Hors PACS ou mariage, les concubins sont légalement des étrangers l’un pour l’autre, sans protection juridique. S’ils se cèdent ou se lèguent un bien immobilier, les droits d’enregistrement seront très élevés, 60 % du prix du bien.

Le legs est, de plus, limité à la quotité disponible, c’est-à-dire qu’il ne peut empiéter sur la réserve dévolue aux héritiers.

Acheter un bien à deux doit donc être pensé, surtout s’il s’agit d’un lieu de vie, voire de la résidence principale des concubins, afin qu’au décès de l’un, le survivant puisse y rester en tout sérénité. Mais cette protection ne doit pas se faire au détriment des héritiers, du moins sur le long terme.

 

1. Achat d’un bien immobilier en indivision

Si la résidence a été achetée en indivision, chacun possède une quote-part du bien.

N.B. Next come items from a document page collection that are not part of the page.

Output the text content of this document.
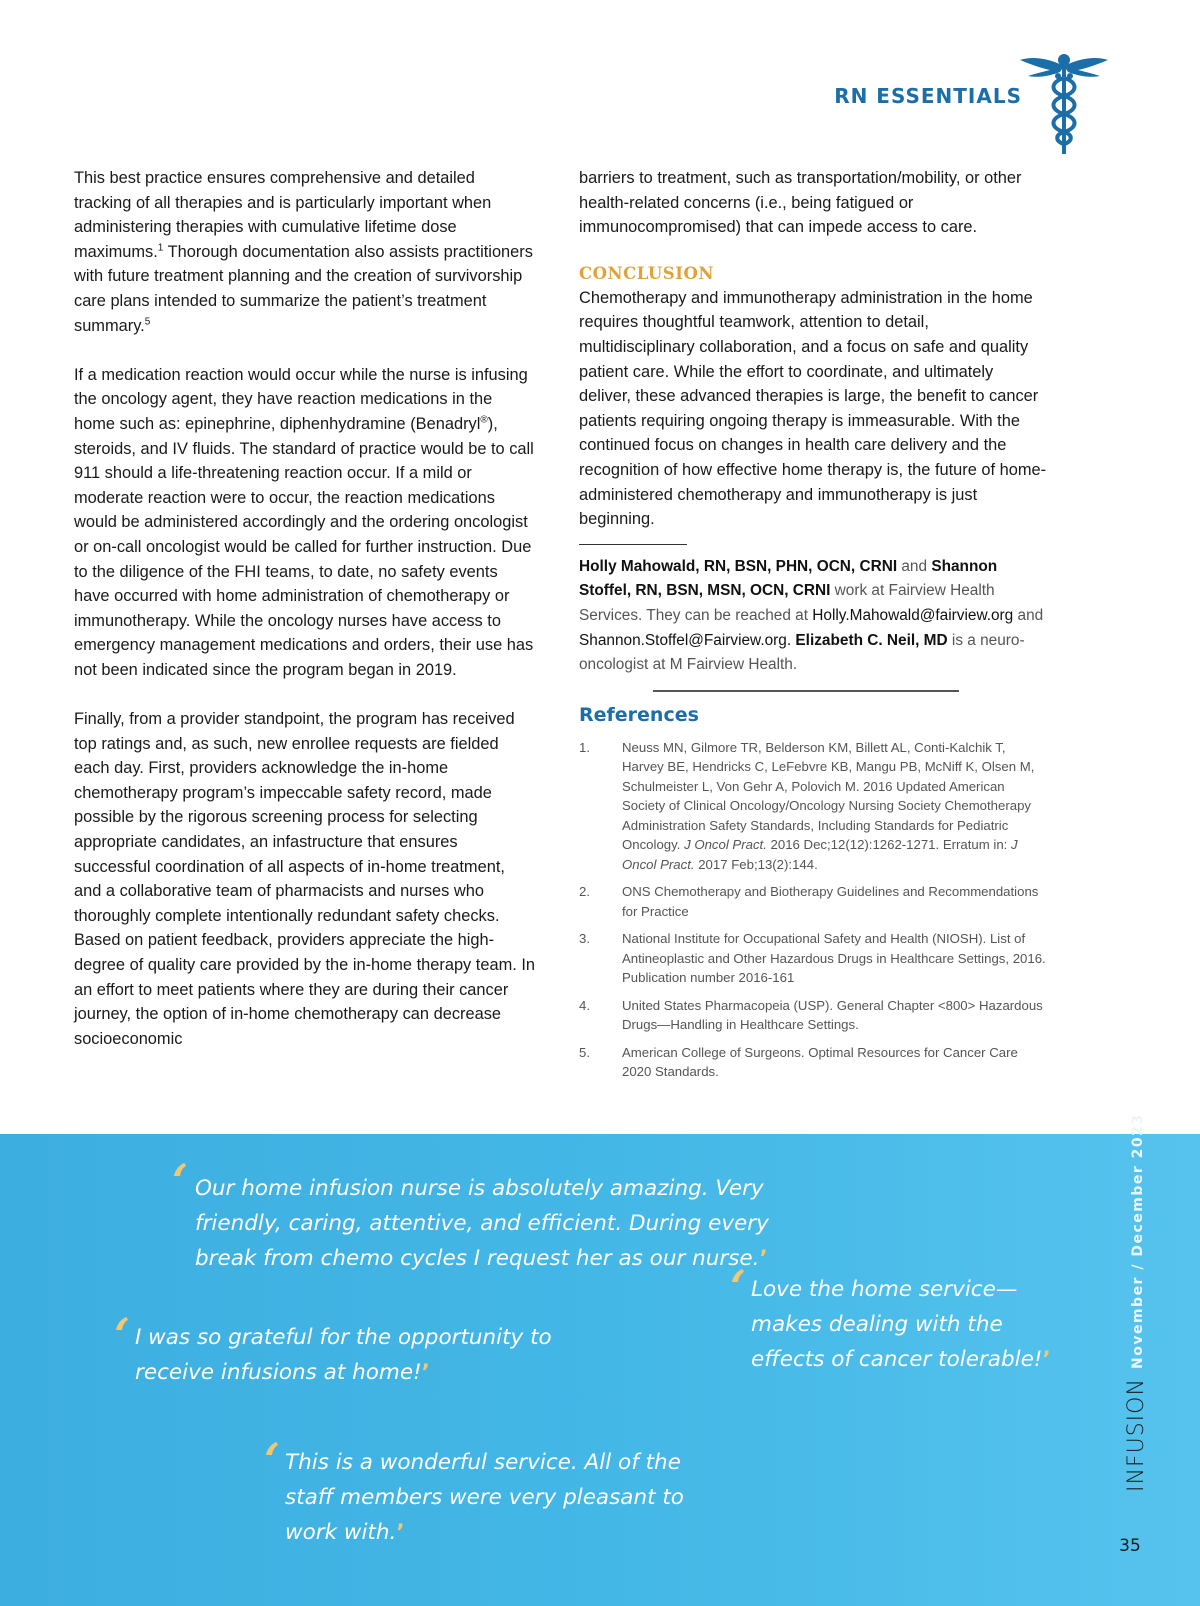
RN ESSENTIALS

This best practice ensures comprehensive and detailed tracking of all therapies and is particularly important when administering therapies with cumulative lifetime dose maximums.$^1$ Thorough documentation also assists practitioners with future treatment planning and the creation of survivorship care plans intended to summarize the patient’s treatment summary.$^5$

If a medication reaction would occur while the nurse is infusing the oncology agent, they have reaction medications in the home such as: epinephrine, diphenhydramine (Benadryl®), steroids, and IV fluids. The standard of practice would be to call 911 should a life-threatening reaction occur. If a mild or moderate reaction were to occur, the reaction medications would be administered accordingly and the ordering oncologist or on-call oncologist would be called for further instruction. Due to the diligence of the FHI teams, to date, no safety events have occurred with home administration of chemotherapy or immunotherapy. While the oncology nurses have access to emergency management medications and orders, their use has not been indicated since the program began in 2019.

Finally, from a provider standpoint, the program has received top ratings and, as such, new enrollee requests are fielded each day. First, providers acknowledge the in-home chemotherapy program’s impeccable safety record, made possible by the rigorous screening process for selecting appropriate candidates, an infastructure that ensures successful coordination of all aspects of in-home treatment, and a collaborative team of pharmacists and nurses who thoroughly complete intentionally redundant safety checks. Based on patient feedback, providers appreciate the high-degree of quality care provided by the in-home therapy team. In an effort to meet patients where they are during their cancer journey, the option of in-home chemotherapy can decrease socioeconomic

barriers to treatment, such as transportation/mobility, or other health-related concerns (i.e., being fatigued or immunocompromised) that can impede access to care.

CONCLUSION
Chemotherapy and immunotherapy administration in the home requires thoughtful teamwork, attention to detail, multidisciplinary collaboration, and a focus on safe and quality patient care. While the effort to coordinate, and ultimately deliver, these advanced therapies is large, the benefit to cancer patients requiring ongoing therapy is immeasurable. With the continued focus on changes in health care delivery and the recognition of how effective home therapy is, the future of home-administered chemotherapy and immunotherapy is just beginning.
Holly Mahowald, RN, BSN, PHN, OCN, CRNI and Shannon Stoffel, RN, BSN, MSN, OCN, CRNI work at Fairview Health Services. They can be reached at Holly.Mahowald@fairview.org and Shannon.Stoffel@Fairview.org. Elizabeth C. Neil, MD is a neuro-oncologist at M Fairview Health.
References
1.	Neuss MN, Gilmore TR, Belderson KM, Billett AL, Conti-Kalchik T, Harvey BE, Hendricks C, LeFebvre KB, Mangu PB, McNiff K, Olsen M, Schulmeister L, Von Gehr A, Polovich M. 2016 Updated American Society of Clinical Oncology/Oncology Nursing Society Chemotherapy Administration Safety Standards, Including Standards for Pediatric Oncology. J Oncol Pract. 2016 Dec;12(12):1262-1271. Erratum in: J Oncol Pract. 2017 Feb;13(2):144.
2.	ONS Chemotherapy and Biotherapy Guidelines and Recommendations for Practice
3.	National Institute for Occupational Safety and Health (NIOSH). List of Antineoplastic and Other Hazardous Drugs in Healthcare Settings, 2016. Publication number 2016-161
4.	United States Pharmacopeia (USP). General Chapter <800> Hazardous Drugs—Handling in Healthcare Settings.
5.	American College of Surgeons. Optimal Resources for Cancer Care 2020 Standards.
‘ Our home infusion nurse is absolutely amazing. Very friendly, caring, attentive, and efficient. During every break from chemo cycles I request her as our nurse.’
‘ Love the home service—makes dealing with the effects of cancer tolerable!’
‘ I was so grateful for the opportunity to receive infusions at home!’
‘ This is a wonderful service. All of the staff members were very pleasant to work with.’
November / December 2023
INFUSION
35
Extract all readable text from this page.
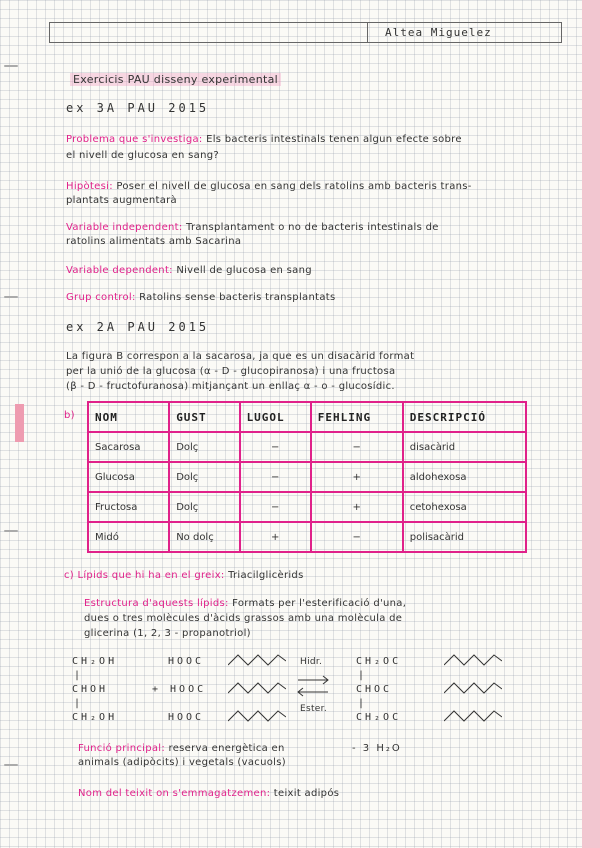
Altea Miguelez
Exercicis PAU disseny experimental
ex 3A PAU 2015
Problema que s'investiga: Els bacteris intestinals tenen algun efecte sobre
el nivell de glucosa en sang?
Hipòtesi: Poser el nivell de glucosa en sang dels ratolins amb bacteris trans-
plantats augmentarà
Variable independent: Transplantament o no de bacteris intestinals de
ratolins alimentats amb Sacarina
Variable dependent: Nivell de glucosa en sang
Grup control: Ratolins sense bacteris transplantats
ex 2A PAU 2015
La figura B correspon a la sacarosa, ja que es un disacàrid format
per la unió de la glucosa (α - D - glucopiranosa) i una fructosa
(β - D - fructofuranosa) mitjançant un enllaç α - o - glucosídic.
b) NOM	GUST	LUGOL	FEHLING	DESCRIPCIÓ
Sacarosa	Dolç	−	−	disacàrid
Glucosa	Dolç	−	+	aldohexosa
Fructosa	Dolç	−	+	cetohexosa
Midó	No dolç	+	−	polisacàrid
c) Lípids que hi ha en el greix: Triacilglicèrids
Estructura d'aquests lípids: Formats per l'esterificació d'una,
dues o tres molècules d'àcids grassos amb una molècula de
glicerina (1, 2, 3 - propanotriol)
CH₂OH
|
CHOH
|
CH₂OH
HOOC
+ HOOC
HOOC
Hidr.
Ester.
CH₂OC
|
CHOC
|
CH₂OC
Funció principal: reserva energètica en	- 3 H₂O
animals (adipòcits) i vegetals (vacuols)
Nom del teixit on s'emmagatzemen: teixit adipós
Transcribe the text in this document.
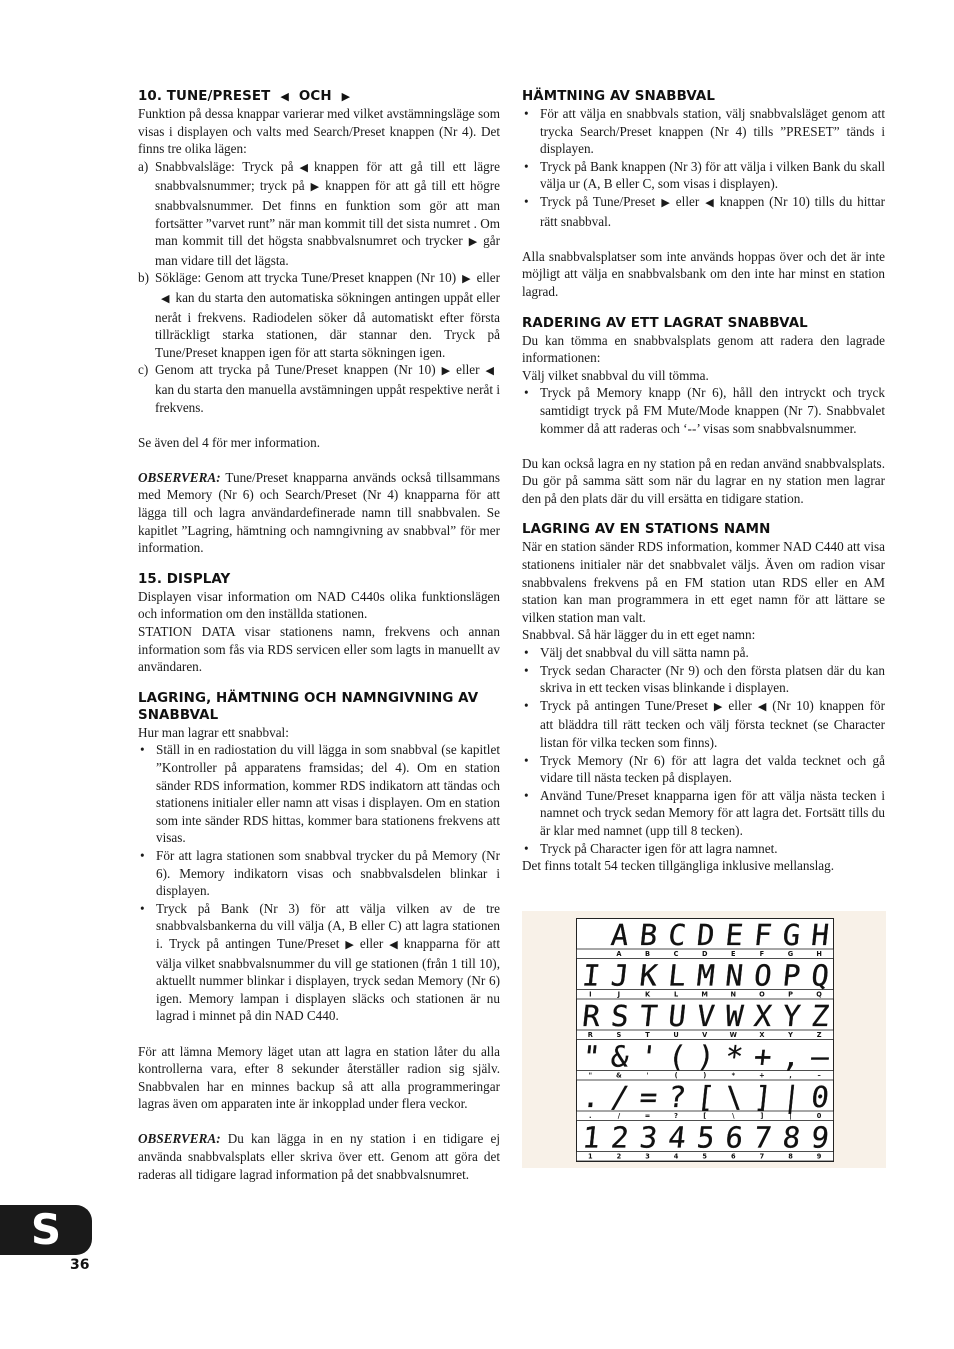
10. TUNE/PRESET ◀ OCH ▶

Funktion på dessa knappar varierar med vilket avstämningsläge som visas i displayen och valts med Search/Preset knappen (Nr 4). Det finns tre olika lägen:

a) Snabbvalsläge: Tryck på ◀ knappen för att gå till ett lägre snabbvalsnummer; tryck på ▶ knappen för att gå till ett högre snabbvalsnummer. Det finns en funktion som gör att man fortsätter ”varvet runt” när man kommit till det sista numret . Om man kommit till det högsta snabbvalsnumret och trycker ▶ går man vidare till det lägsta.
b) Sökläge: Genom att trycka Tune/Preset knappen (Nr 10) ▶ eller◀ kan du starta den automatiska sökningen antingen uppåt eller neråt i frekvens. Radiodelen söker då automatiskt efter första tillräckligt starka stationen, där stannar den. Tryck på Tune/Preset knappen igen för att starta sökningen igen.
c) Genom att trycka på Tune/Preset knappen (Nr 10) ▶ eller ◀kan du starta den manuella avstämningen uppåt respektive neråt i frekvens.

Se även del 4 för mer information.

OBSERVERA: Tune/Preset knapparna används också tillsammans med Memory (Nr 6) och Search/Preset (Nr 4) knapparna för att lägga till och lagra användardefinerade namn till snabbvalen. Se kapitlet ”Lagring, hämtning och namngivning av snabbval” för mer information.

15. DISPLAY

Displayen visar information om NAD C440s olika funktionslägen och information om den inställda stationen.

STATION DATA visar stationens namn, frekvens och annan information som fås via RDS servicen eller som lagts in manuellt av användaren.

LAGRING, HÄMTNING OCH NAMNGIVNING AV SNABBVAL

Hur man lagrar ett snabbval:

• Ställ in en radiostation du vill lägga in som snabbval (se kapitlet ”Kontroller på apparatens framsidas; del 4). Om en station sänder RDS information, kommer RDS indikatorn att tändas och stationens initialer eller namn att visas i displayen. Om en station som inte sänder RDS hittas, kommer bara stationens frekvens att visas.
• För att lagra stationen som snabbval trycker du på Memory (Nr 6). Memory indikatorn visas och snabbvalsdelen blinkar i displayen.
• Tryck på Bank (Nr 3) för att välja vilken av de tre snabbvalsbankerna du vill välja (A, B eller C) att lagra stationen i. Tryck på antingen Tune/Preset ▶ eller ◀ knapparna för att välja vilket snabbvalsnummer du vill ge stationen (från 1 till 10), aktuellt nummer blinkar i displayen, tryck sedan Memory (Nr 6) igen. Memory lampan i displayen släcks och stationen är nu lagrad i minnet på din NAD C440.

För att lämna Memory läget utan att lagra en station låter du alla kontrollerna vara, efter 8 sekunder återställer radion sig själv. Snabbvalen har en minnes backup så att alla programmeringar lagras även om apparaten inte är inkopplad under flera veckor.

OBSERVERA: Du kan lägga in en ny station i en tidigare ej använda snabbvalsplats eller skriva över ett. Genom att göra det raderas all tidigare lagrad information på det snabbvalsnumret.

HÄMTNING AV SNABBVAL
• För att välja en snabbvals station, välj snabbvalsläget genom att trycka Search/Preset knappen (Nr 4) tills ”PRESET” tänds i displayen.
• Tryck på Bank knappen (Nr 3) för att välja i vilken Bank du skall välja ur (A, B eller C, som visas i displayen).
• Tryck på Tune/Preset ▶ eller ◀ knappen (Nr 10) tills du hittar rätt snabbval.

Alla snabbvalsplatser som inte används hoppas över och det är inte möjligt att välja en snabbvalsbank om den inte har minst en station lagrad.

RADERING AV ETT LAGRAT SNABBVAL

Du kan tömma en snabbvalsplats genom att radera den lagrade informationen:

Välj vilket snabbval du vill tömma.

• Tryck på Memory knapp (Nr 6), håll den intryckt och tryck samtidigt tryck på FM Mute/Mode knappen (Nr 7). Snabbvalet kommer då att raderas och ‘--’ visas som snabbvalsnummer.

Du kan också lagra en ny station på en redan använd snabbvalsplats. Du gör på samma sätt som när du lagrar en ny station men lagrar den på den plats där du vill ersätta en tidigare station.

LAGRING AV EN STATIONS NAMN

När en station sänder RDS information, kommer NAD C440 att visa stationens initialer när det snabbvalet väljs. Även om radion visar snabbvalens frekvens på en FM station utan RDS eller en AM station kan man programmera in ett eget namn för att lättare se vilken station man valt.

Snabbval. Så här lägger du in ett eget namn:

• Välj det snabbval du vill sätta namn på.
• Tryck sedan Character (Nr 9) och den första platsen där du kan skriva in ett tecken visas blinkande i displayen.
• Tryck på antingen Tune/Preset ▶ eller ◀ (Nr 10) knappen för att bläddra till rätt tecken och välj första tecknet (se Character listan för vilka tecken som finns).
• Tryck Memory (Nr 6) för att lagra det valda tecknet och gå vidare till nästa tecken på displayen.
• Använd Tune/Preset knapparna igen för att välja nästa tecken i namnet och tryck sedan Memory för att lagra det. Fortsätt tills du är klar med namnet (upp till 8 tecken).
• Tryck på Character igen för att lagra namnet.

Det finns totalt 54 tecken tillgängliga inklusive mellanslag.

A
A
B
B
C
C
D
D
E
E
F
F
G
G
H
H
I
I
J
J
K
K
L
L
M
M
N
N
O
O
P
P
Q
Q
R
R
S
S
T
T
U
U
V
V
W
W
X
X
Y
Y
Z
Z
"
"
&
&
'
'
(
(
)
)
*
*
+
+
,
,
–
–
.
.
/
/
=
=
?
?
[
[
\
\
]
]
|
|
0
0
1
1
2
2
3
3
4
4
5
5
6
6
7
7
8
8
9
9
S
36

La quote-part est indistincte, 50 % de la maison par exemple à apports égaux.

Posséder le bien via une SCI permet de distinguer les parts de chacun.

Une SCI possède un immeuble. M. A. possède par exemple les parts numérotées de 1à 50 et Mme B. les parts numérotés de 51 à 100.

Au décès de l’un des concubins, ses héritiers héritent de la moitié du bien. Ils deviennent copropriétaires avec le concubin survivant qui garde ses parts.

 

En cas d’enfants communs, le survivant se trouve copropriétaire d’un bien avec ses propres enfants. Sauf legs particulier, ils ont hérités des 50 parts du défunt

Mais le survivant peut aussi de se retrouver en indivision avec d’autre héritiers du défunt, des enfants d’un premier lit par exemple. La situation est alors génératrice de tensions, et peut aller jusqu’au versement d’un loyer, ou à la vente forcée du bien.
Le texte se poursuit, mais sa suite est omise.